Le 8 janvier 2020, la mission d’information sur la conservation et la restauration de Notre-Dame de Paris a auditionné M. Eric Wirth, en tant que Vice-président du Conseil national de l’Ordre des Architectes. Celui-ci a porté à la connaissance de cette mission des allégations sur l’acier. Construiracier, représentant l’ensemble de la filière acier construction en France, regroupant des experts de la filière, entreprises, ingénieurs et architectes, est étonné par ces propos qui démontrent la méconnaissance du matériau acier et de ses propriétés.
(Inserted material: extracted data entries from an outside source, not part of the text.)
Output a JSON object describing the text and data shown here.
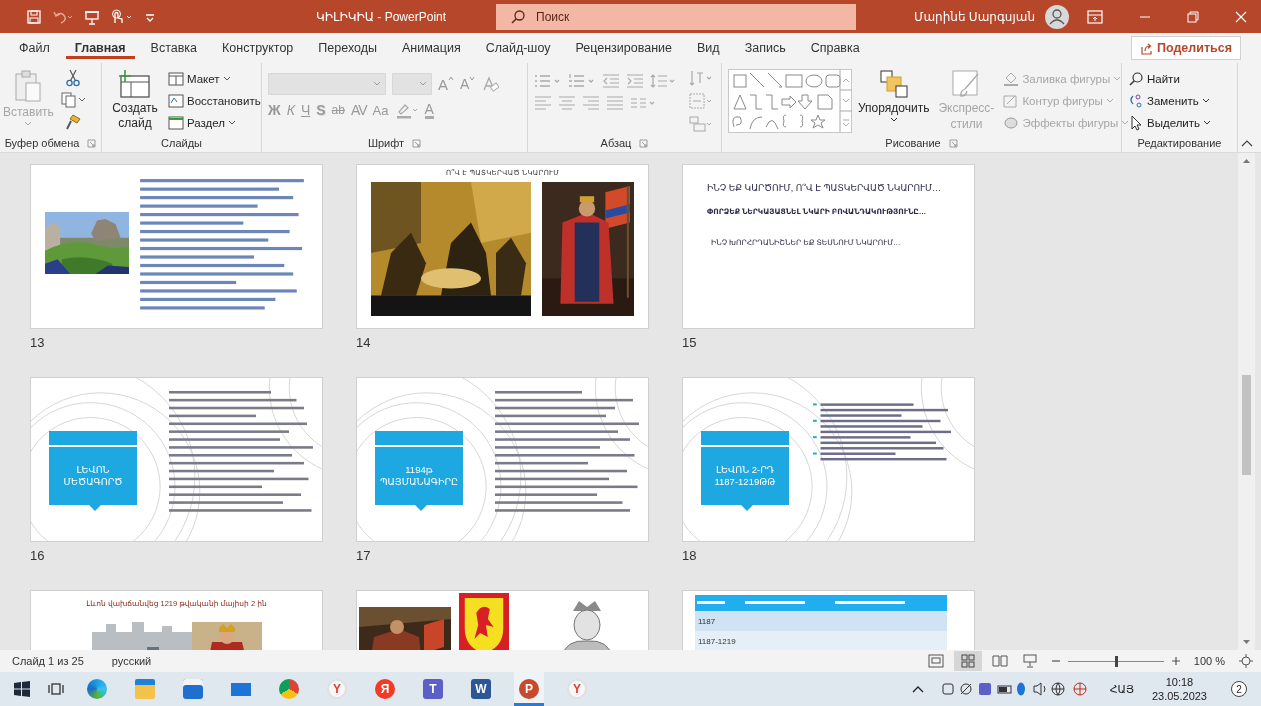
{
  "window": {
    "title": "ԿԻԼԻԿԻԱ  -  PowerPoint",
    "search_placeholder": "Поиск",
    "user": "Մարինե Սարգսյան"
  },
  "menu_tabs": [
    {
      "label": "Файл",
      "selected": false
    },
    {
      "label": "Главная",
      "selected": true
    },
    {
      "label": "Вставка",
      "selected": false
    },
    {
      "label": "Конструктор",
      "selected": false
    },
    {
      "label": "Переходы",
      "selected": false
    },
    {
      "label": "Анимация",
      "selected": false
    },
    {
      "label": "Слайд-шоу",
      "selected": false
    },
    {
      "label": "Рецензирование",
      "selected": false
    },
    {
      "label": "Вид",
      "selected": false
    },
    {
      "label": "Запись",
      "selected": false
    },
    {
      "label": "Справка",
      "selected": false
    }
  ],
  "share_button": "Поделиться",
  "ribbon": {
    "clipboard": {
      "label": "Буфер обмена",
      "paste": {
        "label": "Вставить",
        "disabled": true
      }
    },
    "slides": {
      "label": "Слайды",
      "new_slide": "Создать слайд",
      "items": [
        "Макет",
        "Восстановить",
        "Раздел"
      ]
    },
    "font": {
      "label": "Шрифт",
      "size_keys": [
        "A",
        "A"
      ],
      "format_keys": [
        "Ж",
        "К",
        "Ч",
        "S",
        "ab",
        "AV",
        "Aa"
      ],
      "color_key": "A"
    },
    "paragraph": {
      "label": "Абзац"
    },
    "drawing": {
      "label": "Рисование",
      "arrange": "Упорядочить",
      "quick_styles": {
        "label": "Экспресс-стили",
        "disabled": true
      },
      "items": [
        {
          "label": "Заливка фигуры",
          "disabled": true
        },
        {
          "label": "Контур фигуры",
          "disabled": true
        },
        {
          "label": "Эффекты фигуры",
          "disabled": true
        }
      ]
    },
    "editing": {
      "label": "Редактирование",
      "items": [
        "Найти",
        "Заменить",
        "Выделить"
      ]
    }
  },
  "slides": [
    {
      "kind": "text-image",
      "number": "13"
    },
    {
      "kind": "pictures",
      "number": "14",
      "title": "Ո՞Վ Է ՊԱՏԿԵՐՎԱԾ ՆԿԱՐՈՒՄ"
    },
    {
      "kind": "questions",
      "number": "15",
      "lines": [
        "ԻՆՉ ԵՔ ԿԱՐԾՈՒՄ, Ո՞Վ Է ՊԱՏԿԵՐՎԱԾ ՆԿԱՐՈՒՄ…",
        "ՓՈՐՁԵՔ ՆԵՐԿԱՅԱՑՆԵԼ ՆԿԱՐԻ ԲՈՎԱՆԴԱԿՈՒԹՅՈՒՆԸ…",
        "ԻՆՉ ԽՈՐՀՐԴԱՆԻՇՆԵՐ ԵՔ ՏԵՍՆՈՒՄ ՆԿԱՐՈՒՄ…"
      ]
    },
    {
      "kind": "callout",
      "number": "16",
      "title": "ԼԵՎՈՆ ՄԵԾԱԳՈՐԾ"
    },
    {
      "kind": "callout",
      "number": "17",
      "title": "1194թ ՊԱՅՄԱՆԱԳԻՐԸ"
    },
    {
      "kind": "callout",
      "number": "18",
      "title": "ԼԵՎՈՆ 2-ՐԴ 1187-1219ԹԹ"
    },
    {
      "kind": "titled-picture",
      "title": "Լևոն վախճանվեց 1219 թվականի մայիսի 2 ին"
    },
    {
      "kind": "pictures-row"
    },
    {
      "kind": "table",
      "rows": [
        "1187",
        "1187-1219"
      ]
    }
  ],
  "status_bar": {
    "slide": "Слайд 1 из 25",
    "language": "русский",
    "zoom": {
      "level": 0.5,
      "reading": "100 %"
    }
  },
  "taskbar": {
    "apps": [
      {
        "kind": "edge",
        "selected": false
      },
      {
        "kind": "explorer",
        "selected": false
      },
      {
        "kind": "store",
        "selected": false
      },
      {
        "kind": "mail",
        "selected": false
      },
      {
        "kind": "chrome",
        "selected": false
      },
      {
        "kind": "yandex",
        "glyph": "Y",
        "selected": false
      },
      {
        "kind": "yandex-alt",
        "glyph": "Я",
        "selected": false
      },
      {
        "kind": "teams",
        "glyph": "T",
        "selected": false
      },
      {
        "kind": "word",
        "glyph": "W",
        "selected": false
      },
      {
        "kind": "powerpoint",
        "glyph": "P",
        "selected": true
      },
      {
        "kind": "yandex",
        "glyph": "Y",
        "selected": false
      }
    ],
    "language": "ՀԱՅ",
    "time": "10:18",
    "date": "23.05.2023",
    "notifications": "2"
  }
}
Construiracier tient donc à être entendu par la commission d’information sur la conservation et la restauration de Notre-Dame pour apporter des éléments d’information tangibles, vérifiées sur les propriétés du matériau acier, informer le grand public et corriger les propos de M.Wirth devant le CNOA.
La filière acier s’interroge également sur cette prise de position à moins que le CNOA ne soit pas soumis à un devoir de neutralité quant à la prescription de la matérialité des ouvrages.
Pour Michel JULIEN-VAUZELLE, Président de Construiracier « La filière acier construction ne s’est jamais prévalue d’une quelconque autorité sur l’avenir architectural de Notre-Dame. Mais elle ne peut en revanche laisser passer les allégations de M. Eric Wirth. C’est parce que Construiracier reconnait la légitimité du CNOA qu’il lui semble important de pouvoir échanger sur les propos infondés et préjudiciables tenus par M.Wirth. ».
Rappel des faits
Lors de l’audition, M.Wirth dans sa réponse à la question « Mais pourquoi les cathédrales de Reims et de Chartres n’ont pas été reconstruites en bois ? », le représentant du CNOA a affirmé : « Si l’ouvrage avait été en acier, il n’y aurait plus de cathédrale ». Et de développer sur le comportement supposé de l’acier en situation d’incendie.
Pour bien saisir le contexte, il s’agit de rappeler des éléments importants :
- Les conditions d’exploitation de Notre Dame. Pour limiter les risques d’incendie, la partie située entre la voûte et la couverture était vierge de tout stockage et n’avait d’ailleurs même pas de réseau d’éclairage. Or il est établi que pour qu’il y ait un feu, trois éléments doivent être réunis : un comburant, un combustible et de l’énergie.
- L’acier est un matériau incombustible. A Notre-Dame, le seul matériau combustible, nécessaire au développement du feu, était la charpente bois. Et si la charpente avait été en acier ? Contrairement aux affirmations de M. Wirth, une charpente acier ne se serait pas « déformée au bout d’une demi-heure et n’aurait pas tiré sur les parois » pour la simple raison qu’il n’y aurait pas eu d’incendie, puisqu’il n’y aurait rien eu à brûler !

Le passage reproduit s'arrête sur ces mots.